Shock Marketing

The American Red Cross parked a truck in the middle of the plaza that separates Market Street from the Embarcadero Wednesday. Each side of the truck carried a 10 foot by 20 foot picture of destruction: San Francisco ripped apart by an earthquake, the emblematic clock tower of the Port of San Francisco fissured and ready to fall. The other side showed the financial district in ruins, with cars flipped over, office buildings on fire and a crack in the asphalt running the length of Market Street.

The advertising campaign slogan: “What do we have to do to get your attention?”
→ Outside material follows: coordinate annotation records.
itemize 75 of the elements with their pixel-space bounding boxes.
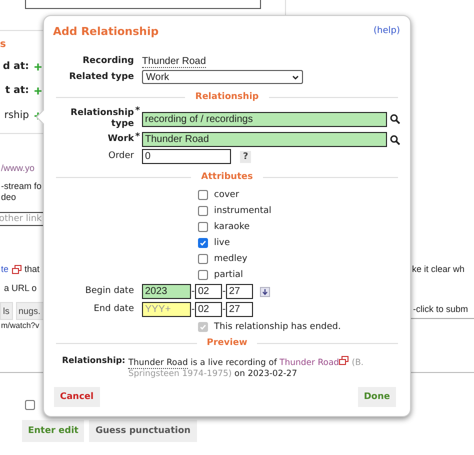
site-button[interactable]: ls <box>0 302 12 320</box>
checkbox[interactable] <box>198 254 208 264</box>
checkbox-label: live <box>214 238 230 248</box>
search-icon[interactable] <box>390 114 400 124</box>
recording-link[interactable]: Thunder Road <box>142 56 206 68</box>
month-field[interactable]: 02 <box>195 284 222 299</box>
hint-text: -click to subm <box>413 304 468 314</box>
help-link[interactable]: (help) <box>374 26 400 36</box>
checkbox-label: This relationship has ended. <box>214 322 341 332</box>
description-text: -stream fo <box>1 181 42 192</box>
checkbox[interactable] <box>198 270 208 280</box>
required-marker: * <box>135 132 140 143</box>
chevron-down-icon[interactable] <box>292 74 299 80</box>
dialog-title: Add Relationship <box>52 24 159 38</box>
order-field[interactable]: 0 <box>142 149 231 164</box>
checkbox[interactable] <box>25 400 35 410</box>
checkbox[interactable] <box>198 238 208 248</box>
row-label: d at: <box>2 61 29 72</box>
checkbox-label: partial <box>214 270 243 280</box>
add-icon[interactable] <box>34 86 42 94</box>
field-label: Work <box>108 134 134 144</box>
field-label: Order <box>108 151 134 161</box>
preview-text: Relationship: Thunder Road is a live recording of Thunder Road (B. Springsteen 1974-1975) on 2023-02-27 <box>62 356 365 380</box>
checkbox-label: karaoke <box>214 222 250 232</box>
field-label: End date <box>94 304 134 314</box>
work-field[interactable]: Thunder Road <box>142 132 387 147</box>
section-heading: s <box>0 39 6 50</box>
field-label: Recording <box>82 56 134 66</box>
month-field[interactable]: 02 <box>195 302 222 317</box>
done-button[interactable]: Done <box>358 387 396 407</box>
row-label: t at: <box>5 85 29 96</box>
date-separator: - <box>222 286 226 297</box>
date-separator: - <box>191 286 195 297</box>
description-text: deo <box>1 192 18 203</box>
section-heading: Relationship <box>195 92 259 102</box>
text-field[interactable] <box>25 0 261 9</box>
add-icon[interactable] <box>34 112 42 120</box>
date-separator: - <box>191 304 195 315</box>
section-heading: Attributes <box>201 172 253 182</box>
help-link[interactable]: te <box>1 264 9 274</box>
checkbox[interactable] <box>198 190 208 200</box>
field-label: Begin date <box>85 286 134 296</box>
checkbox[interactable] <box>198 222 208 232</box>
year-field[interactable]: 2023 <box>142 284 191 299</box>
date-separator: - <box>222 304 226 315</box>
external-link-icon[interactable] <box>12 264 22 274</box>
site-button[interactable]: nugs. <box>16 302 44 320</box>
note-text: a URL o <box>4 283 37 293</box>
checkbox-label: cover <box>214 190 240 200</box>
note-text: ke it clear wh <box>412 264 465 274</box>
field-label: Relationship type <box>70 108 134 129</box>
action-button[interactable]: Guess punctuation <box>89 420 197 442</box>
relationship-type-field[interactable]: recording of / recordings <box>142 112 387 126</box>
row-label: rship <box>4 110 29 121</box>
add-icon[interactable] <box>34 62 42 70</box>
enter-edit-button[interactable]: Enter edit <box>22 420 84 442</box>
recording-link[interactable]: Thunder Road <box>128 358 188 369</box>
day-field[interactable]: 27 <box>226 302 253 317</box>
checkbox[interactable] <box>198 206 208 216</box>
required-marker: * <box>135 106 140 117</box>
search-icon[interactable] <box>390 134 400 144</box>
url-link[interactable]: /www.yo <box>1 163 35 173</box>
day-field[interactable]: 27 <box>226 284 253 299</box>
copy-date-button[interactable] <box>260 286 270 296</box>
work-link[interactable]: Thunder Road <box>280 358 340 368</box>
url-text: m/watch?v <box>1 321 40 330</box>
cancel-button[interactable]: Cancel <box>54 387 100 407</box>
type-dropdown[interactable]: Work <box>142 70 303 84</box>
checkbox-label: medley <box>214 254 248 264</box>
section-heading: Preview <box>206 338 248 348</box>
note-text: that <box>24 264 40 274</box>
help-button[interactable]: ? <box>240 150 252 162</box>
checkbox-label: instrumental <box>214 206 272 216</box>
external-link-icon[interactable] <box>339 356 350 365</box>
field-label: Related type <box>69 72 134 82</box>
Well, the shock marketing worked on me. Although this reporter’s office building appeared to remain standing in the distance, a Red Cross worker assured me that didn’t mean I was safe, “You just can’t see that far into the picture,” she said. No amount of sunny San Francisco afternoon walking quite got me away me from thinking of my impending doom.

“The U.S. Geological Survey estimates that there is a 62% chance of an earthquake the size of the 1906 hitting the San Francisco Bay Area again in the next 30 years,” postcard versions of the shocking pictures passed out at the scene claim.

My first day of work with the Venture Capital Journal was the 100th anniversary of the 1906 earthquake and since I moved to San Francisco, I’ve survived two 4.5 magnitude quakes. The threat of danger is something we live with every day. Is shock marketing really necessary?

Marketing campaigns like this definitely get people’s attention, but can run the risk of turning people off in a serious way. The Red Cross worker I spoke with said at least one person had complained that the pictures were too graphic and unnecessary. It must be a difficult line to walk. How would New Yorkers feel, for example, if the Red Cross posted pictures of the Chrysler Building in flames with the tail-section of a plane sticking out of its side?

Marketing experts, please weigh in: do you think the Red Cross went too far with these pictures?